Indian shares fell on Monday, dragged down by financial stocks, as Asia's third-biggest economy looked set to extend a lockdown to contain the spread of the new coronavirus.
The NSE Nifty 50 index closed 1.3% lower at 8,993.85, while the benchmark S&P BSE Sensex slid 1.51% to 30,690.02.
India will extend the 21-day lockdown due to end Tuesday, according to a state chief minister with knowledge of discussions among top officials, although the federal government has yet to make an announcement.
As of Monday, the country has reported 9,152 confirmed cases and 308 deaths.
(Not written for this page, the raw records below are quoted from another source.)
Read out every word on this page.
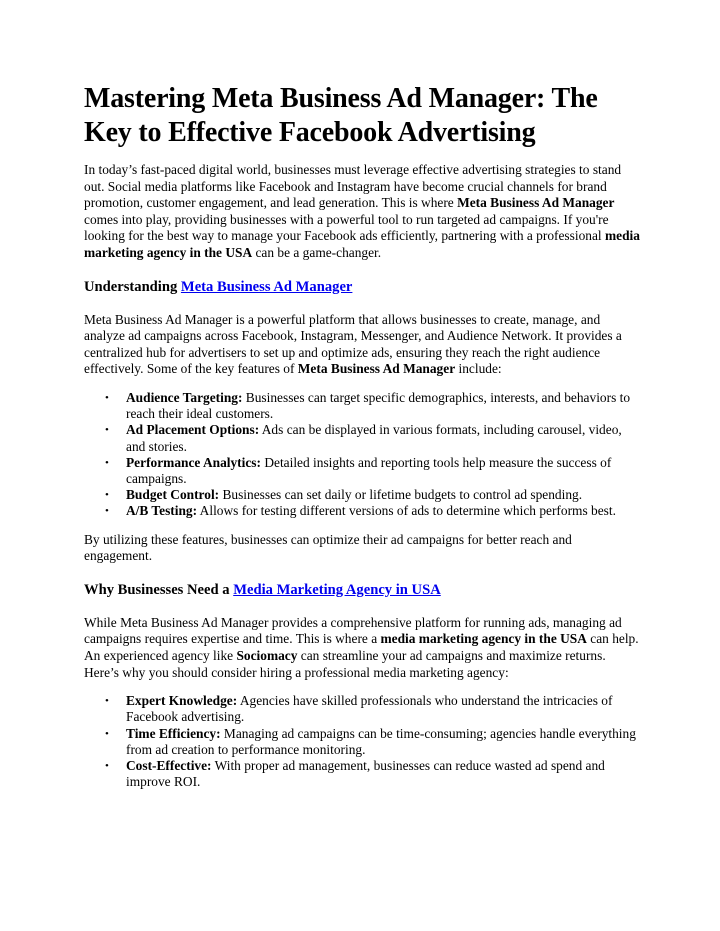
Mastering Meta Business Ad Manager: The Key to Effective Facebook Advertising

In today’s fast-paced digital world, businesses must leverage effective advertising strategies to stand out. Social media platforms like Facebook and Instagram have become crucial channels for brand promotion, customer engagement, and lead generation. This is where Meta Business Ad Manager comes into play, providing businesses with a powerful tool to run targeted ad campaigns. If you're looking for the best way to manage your Facebook ads efficiently, partnering with a professional media marketing agency in the USA can be a game-changer.

Understanding Meta Business Ad Manager

Meta Business Ad Manager is a powerful platform that allows businesses to create, manage, and analyze ad campaigns across Facebook, Instagram, Messenger, and Audience Network. It provides a centralized hub for advertisers to set up and optimize ads, ensuring they reach the right audience effectively. Some of the key features of Meta Business Ad Manager include:

• Audience Targeting: Businesses can target specific demographics, interests, and behaviors to reach their ideal customers.
• Ad Placement Options: Ads can be displayed in various formats, including carousel, video, and stories.
• Performance Analytics: Detailed insights and reporting tools help measure the success of campaigns.
• Budget Control: Businesses can set daily or lifetime budgets to control ad spending.
• A/B Testing: Allows for testing different versions of ads to determine which performs best.

By utilizing these features, businesses can optimize their ad campaigns for better reach and engagement.

Why Businesses Need a Media Marketing Agency in USA

While Meta Business Ad Manager provides a comprehensive platform for running ads, managing ad campaigns requires expertise and time. This is where a media marketing agency in the USA can help. An experienced agency like Sociomacy can streamline your ad campaigns and maximize returns. Here’s why you should consider hiring a professional media marketing agency:

• Expert Knowledge: Agencies have skilled professionals who understand the intricacies of Facebook advertising.
• Time Efficiency: Managing ad campaigns can be time-consuming; agencies handle everything from ad creation to performance monitoring.
• Cost-Effective: With proper ad management, businesses can reduce wasted ad spend and improve ROI.
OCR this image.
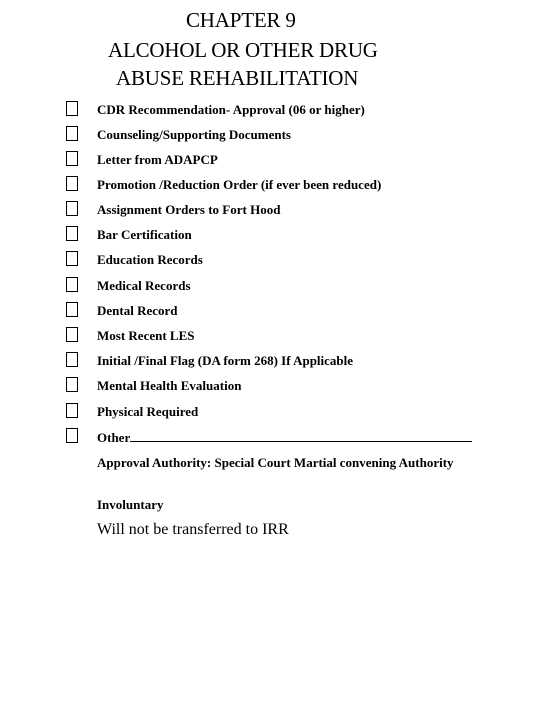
CHAPTER 9
ALCOHOL OR OTHER DRUG
ABUSE REHABILITATION
CDR Recommendation- Approval (06 or higher)
Counseling/Supporting Documents
Letter from ADAPCP
Promotion /Reduction Order (if ever been reduced)
Assignment Orders to Fort Hood
Bar Certification
Education Records
Medical Records
Dental Record
Most Recent LES
Initial /Final Flag (DA form 268) If Applicable
Mental Health Evaluation
Physical Required
Other
Approval Authority: Special Court Martial convening Authority
Involuntary
Will not be transferred to IRR
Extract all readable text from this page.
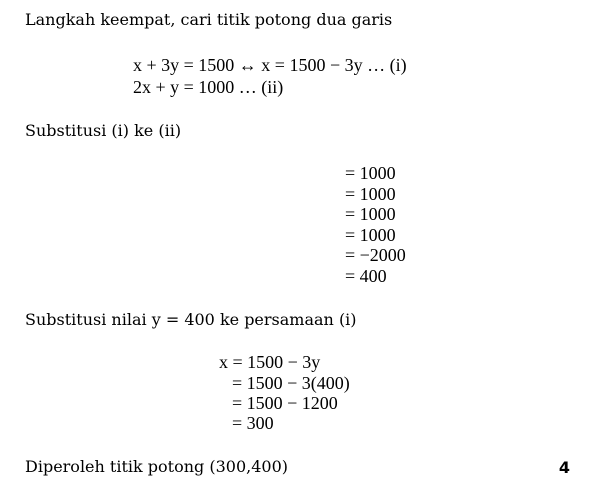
Langkah keempat, cari titik potong dua garis
x + 3y = 1500 ↔ x = 1500 − 3y … (i)
2x + y = 1000 … (ii)
Substitusi (i) ke (ii)
= 1000
= 1000
= 1000
= 1000
= −2000
= 400
Substitusi nilai y = 400 ke persamaan (i)
x = 1500 − 3y
= 1500 − 3(400)
= 1500 − 1200
= 300
Diperoleh titik potong (300,400)	4
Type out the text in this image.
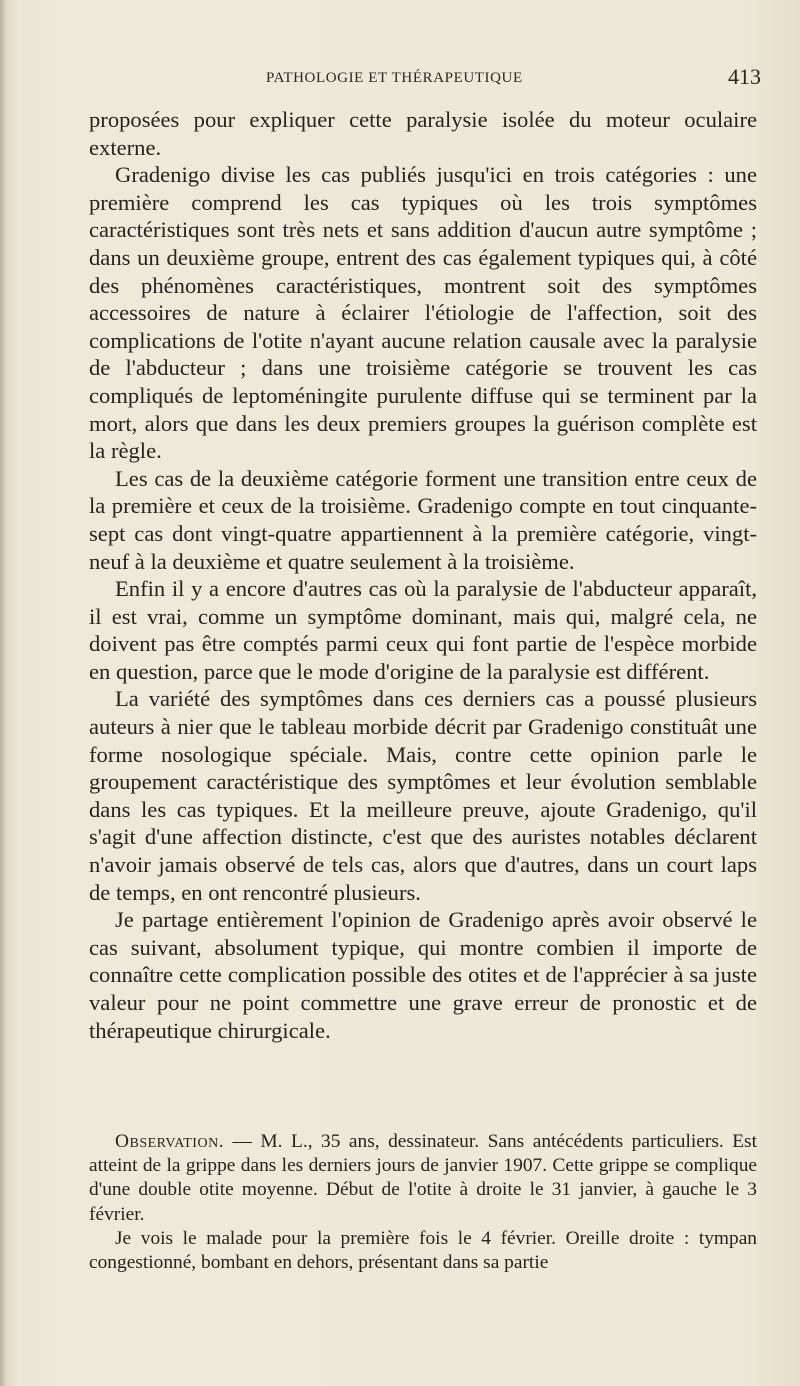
PATHOLOGIE ET THÉRAPEUTIQUE	413

proposées pour expliquer cette paralysie isolée du moteur oculaire externe.

Gradenigo divise les cas publiés jusqu'ici en trois catégories : une première comprend les cas typiques où les trois symptômes caractéristiques sont très nets et sans addition d'aucun autre symptôme ; dans un deuxième groupe, entrent des cas également typiques qui, à côté des phénomènes caractéristiques, montrent soit des symptômes accessoires de nature à éclairer l'étiologie de l'affection, soit des complications de l'otite n'ayant aucune relation causale avec la paralysie de l'abducteur ; dans une troisième catégorie se trouvent les cas compliqués de leptoméningite purulente diffuse qui se terminent par la mort, alors que dans les deux premiers groupes la guérison complète est la règle.

Les cas de la deuxième catégorie forment une transition entre ceux de la première et ceux de la troisième. Gradenigo compte en tout cinquante-sept cas dont vingt-quatre appartiennent à la première catégorie, vingt-neuf à la deuxième et quatre seulement à la troisième.

Enfin il y a encore d'autres cas où la paralysie de l'abducteur apparaît, il est vrai, comme un symptôme dominant, mais qui, malgré cela, ne doivent pas être comptés parmi ceux qui font partie de l'espèce morbide en question, parce que le mode d'origine de la paralysie est différent.

La variété des symptômes dans ces derniers cas a poussé plusieurs auteurs à nier que le tableau morbide décrit par Gradenigo constituât une forme nosologique spéciale. Mais, contre cette opinion parle le groupement caractéristique des symptômes et leur évolution semblable dans les cas typiques. Et la meilleure preuve, ajoute Gradenigo, qu'il s'agit d'une affection distincte, c'est que des auristes notables déclarent n'avoir jamais observé de tels cas, alors que d'autres, dans un court laps de temps, en ont rencontré plusieurs.

Je partage entièrement l'opinion de Gradenigo après avoir observé le cas suivant, absolument typique, qui montre combien il importe de connaître cette complication possible des otites et de l'apprécier à sa juste valeur pour ne point commettre une grave erreur de pronostic et de thérapeutique chirurgicale.

Observation. — M. L., 35 ans, dessinateur. Sans antécédents particuliers. Est atteint de la grippe dans les derniers jours de janvier 1907. Cette grippe se complique d'une double otite moyenne. Début de l'otite à droite le 31 janvier, à gauche le 3 février.

Je vois le malade pour la première fois le 4 février. Oreille droite : tympan congestionné, bombant en dehors, présentant dans sa partie
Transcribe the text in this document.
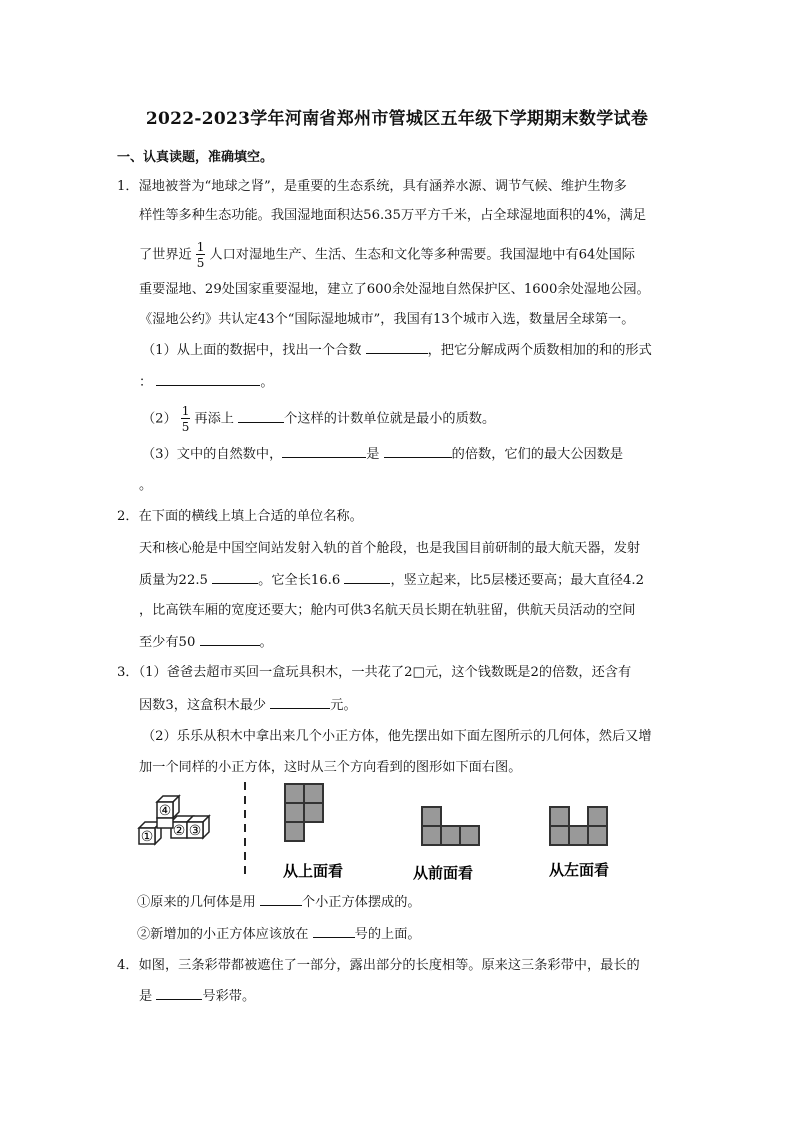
2022-2023学年河南省郑州市管城区五年级下学期期末数学试卷
一、认真读题，准确填空。
1．湿地被誉为“地球之肾”，是重要的生态系统，具有涵养水源、调节气候、维护生物多
样性等多种生态功能。我国湿地面积达56.35万平方千米，占全球湿地面积的4%，满足
了世界近 $\frac{1}{5}$ 人口对湿地生产、生活、生态和文化等多种需要。我国湿地中有64处国际
重要湿地、29处国家重要湿地，建立了600余处湿地自然保护区、1600余处湿地公园。
《湿地公约》共认定43个“国际湿地城市”，我国有13个城市入选，数量居全球第一。
（1）从上面的数据中，找出一个合数	，把它分解成两个质数相加的和的形式
：	。
$(2) \frac{1}{5}$ 再添上	个这样的计数单位就是最小的质数。
（3）文中的自然数中，	是	的倍数，它们的最大公因数是
。
2．在下面的横线上填上合适的单位名称。
天和核心舱是中国空间站发射入轨的首个舱段，也是我国目前研制的最大航天器，发射
质量为22.5	。它全长16.6	，竖立起来，比5层楼还要高；最大直径4.2
，比高铁车厢的宽度还要大；舱内可供3名航天员长期在轨驻留，供航天员活动的空间
至少有50	。
3．（1）爸爸去超市买回一盒玩具积木，一共花了2□元，这个钱数既是2的倍数，还含有
因数3，这盒积木最少	元。
（2）乐乐从积木中拿出来几个小正方体，他先摆出如下面左图所示的几何体，然后又增
加一个同样的小正方体，这时从三个方向看到的图形如下面右图。
④
① ② ③
从上面看	从前面看	从左面看
①原来的几何体是用	个小正方体摆成的。
②新增加的小正方体应该放在	号的上面。
4．如图，三条彩带都被遮住了一部分，露出部分的长度相等。原来这三条彩带中，最长的
是	号彩带。
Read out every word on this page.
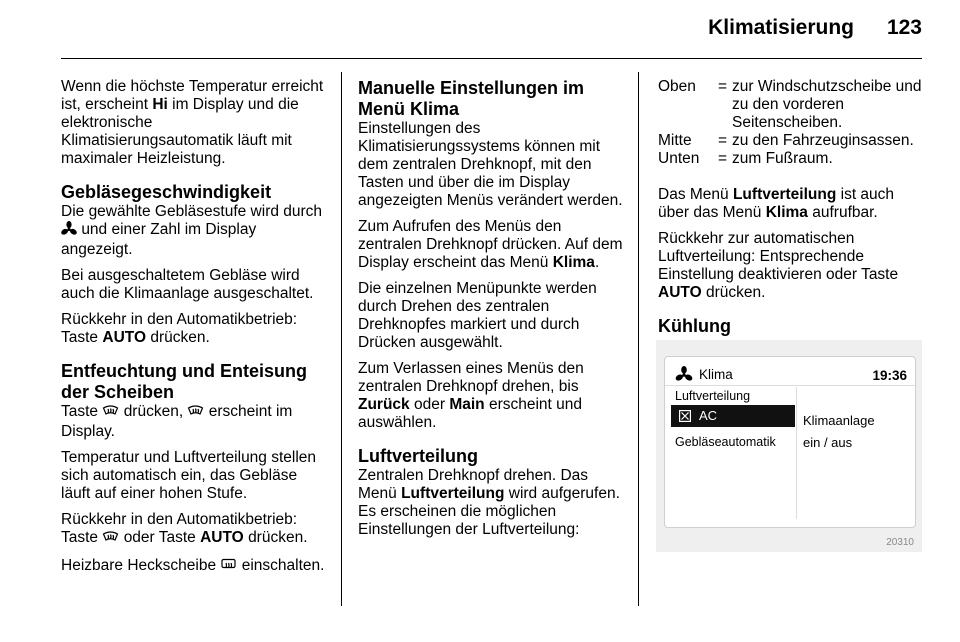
Klimatisierung 123

Wenn die höchste Temperatur erreicht ist, erscheint Hi im Display und die elektronische Klimatisierungsautomatik läuft mit maximaler Heizleistung.

Gebläsegeschwindigkeit

Die gewählte Gebläsestufe wird durch  und einer Zahl im Display angezeigt.

Bei ausgeschaltetem Gebläse wird auch die Klimaanlage ausgeschaltet.

Rückkehr in den Automatikbetrieb: Taste AUTO drücken.

Entfeuchtung und Enteisung der Scheiben

Taste drücken, erscheint im Display.

Temperatur und Luftverteilung stellen sich automatisch ein, das Gebläse läuft auf einer hohen Stufe.

Rückkehr in den Automatikbetrieb: Taste oder Taste AUTO drücken.

Heizbare Heckscheibe einschalten.

Manuelle Einstellungen im Menü Klima

Einstellungen des Klimatisierungssystems können mit dem zentralen Drehknopf, mit den Tasten und über die im Display angezeigten Menüs verändert werden.

Zum Aufrufen des Menüs den zentralen Drehknopf drücken. Auf dem Display erscheint das Menü Klima.

Die einzelnen Menüpunkte werden durch Drehen des zentralen Drehknopfes markiert und durch Drücken ausgewählt.

Zum Verlassen eines Menüs den zentralen Drehknopf drehen, bis Zurück oder Main erscheint und auswählen.

Luftverteilung

Zentralen Drehknopf drehen. Das Menü Luftverteilung wird aufgerufen. Es erscheinen die möglichen Einstellungen der Luftverteilung:

Oben	=	zur Windschutzscheibe und zu den vorderen Seitenscheiben.
Mitte	=	zu den Fahrzeuginsassen.
Unten	=	zum Fußraum.

Das Menü Luftverteilung ist auch über das Menü Klima aufrufbar.

Rückkehr zur automatischen Luftverteilung: Entsprechende Einstellung deaktivieren oder Taste AUTO drücken.

Kühlung
Klima	19:36
Luftverteilung
AC
Gebläseautomatik
Klimaanlage
ein / aus
20310
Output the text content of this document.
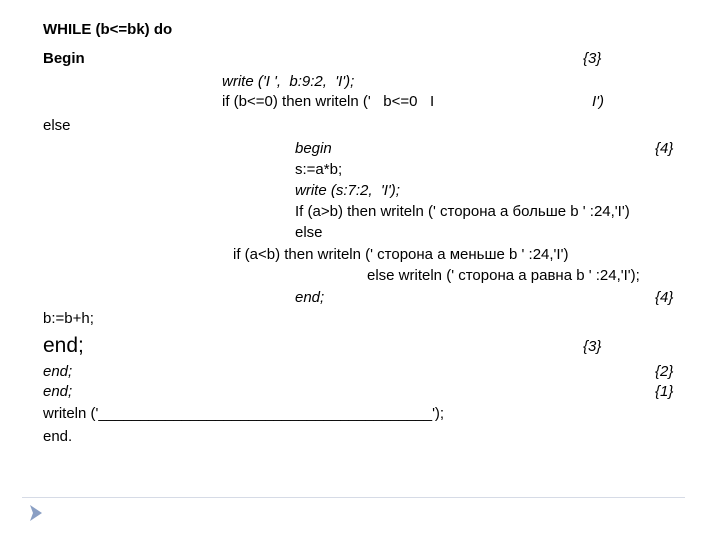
WHILE (b<=bk) do
Begin	{3}
write ('I ',  b:9:2,  'I');
if (b<=0) then writeln ('   b<=0   I	I')
else
begin	{4}
s:=a*b;
write (s:7:2,  'I');
If (a>b) then writeln (' сторона а больше b ' :24,'I')
else
if (a<b) then writeln (' сторона а меньше b ' :24,'I')
else writeln (' сторона а равна b ' :24,'I');
end;	{4}
b:=b+h;
end;	{3}
end;	{2}
end;	{1}
writeln ('________________________________________');
end.
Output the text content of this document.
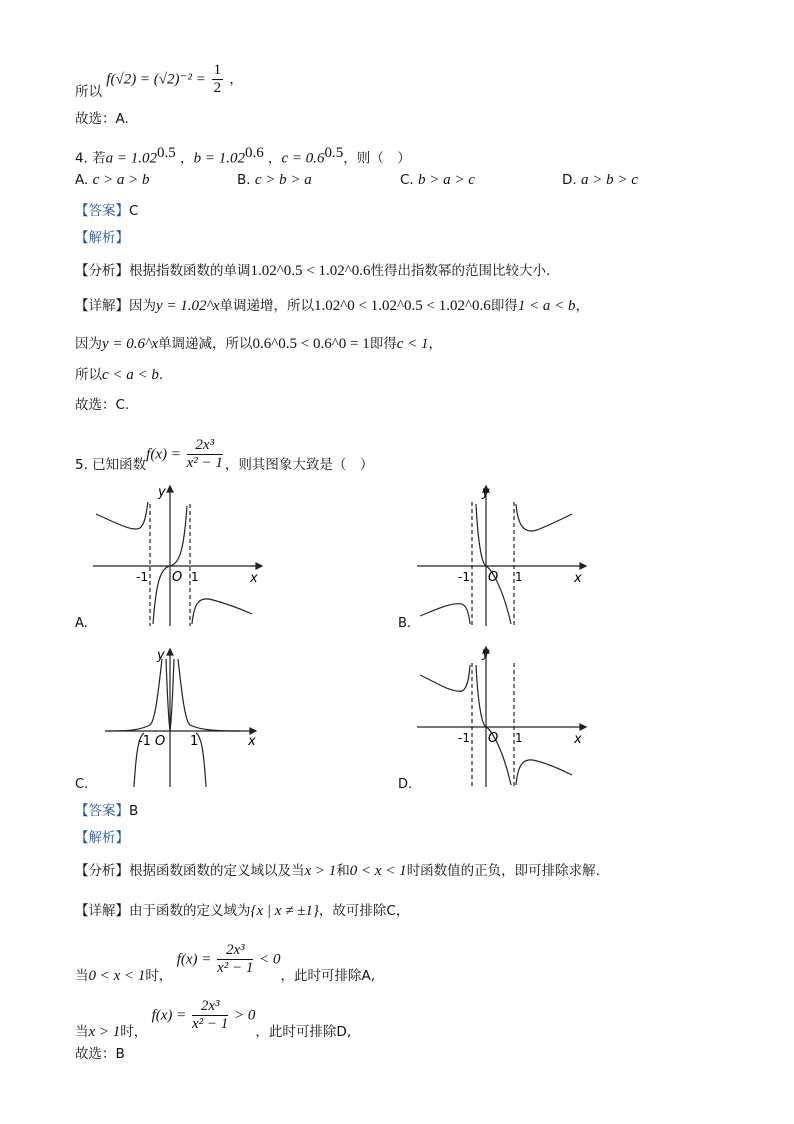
所以 $f(√2) = (√2)^{-2} = \frac{1}{2}$ ，
故选：A.
4. 若$a = 1.02^{0.5}$ ，$b = 1.02^{0.6}$ ，$c = 0.6^{0.5}$，则（　）
A. c > a > b	B. c > b > a	C. b > a > c	D. a > b > c
【答案】C
【解析】
【分析】根据指数函数的单调1.02^0.5 < 1.02^0.6性得出指数幂的范围比较大小.
【详解】因为y = 1.02^x单调递增，所以1.02^0 < 1.02^0.5 < 1.02^0.6即得1 < a < b，
因为y = 0.6^x单调递减，所以0.6^0.5 < 0.6^0 = 1即得c < 1，
所以c < a < b.
故选：C.
5. 已知函数$f(x) = \frac{\text{2x³}}{\text{x² − 1}}$ ，则其图象大致是（　）
-1 O 1	x
y
A.
-1 O 1	x
y
B.
-1 O 1	x
y
C.
-1 O 1	x
y
D.
【答案】B
【解析】
【分析】根据函数函数的定义域以及当x > 1和0 < x < 1时函数值的正负，即可排除求解.
【详解】由于函数的定义域为{x | x ≠ ±1}，故可排除C，
当0 < x < 1时， $f(x) = \frac{\text{2x³}}{\text{x² − 1}} < 0$，此时可排除A,
当x > 1时， $f(x) = \frac{\text{2x³}}{\text{x² − 1}} > 0$，此时可排除D,
故选：B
Prime Minister Narendra Modi will address the nation at 10 am on Tuesday, his office said in a tweet.
India is planning to partially open up some parts of the economy to offset the economic damage of the lockdown, with the industries ministry recommending re-starting some manufacturing in the automobile, textile, defence, electronics and other sectors, according to a government note that Reuters has reviewed.
Top private-sector lender HDFC Bank Ltd was the top drag on the indexes, closing 2.95% lower, while conglomerate Reliance Industries Ltd slid 2.25%.
Non-banking finance firm Bajaj Finance Ltd dropped 10.3% and was the biggest loser in Mumbai trading.
Data due later in the day is expected to show that India's retail inflation dropped to a four-month low in March on softer food and fuel prices and as demand likely plummeted due to the lockdown, according to a Reuters poll.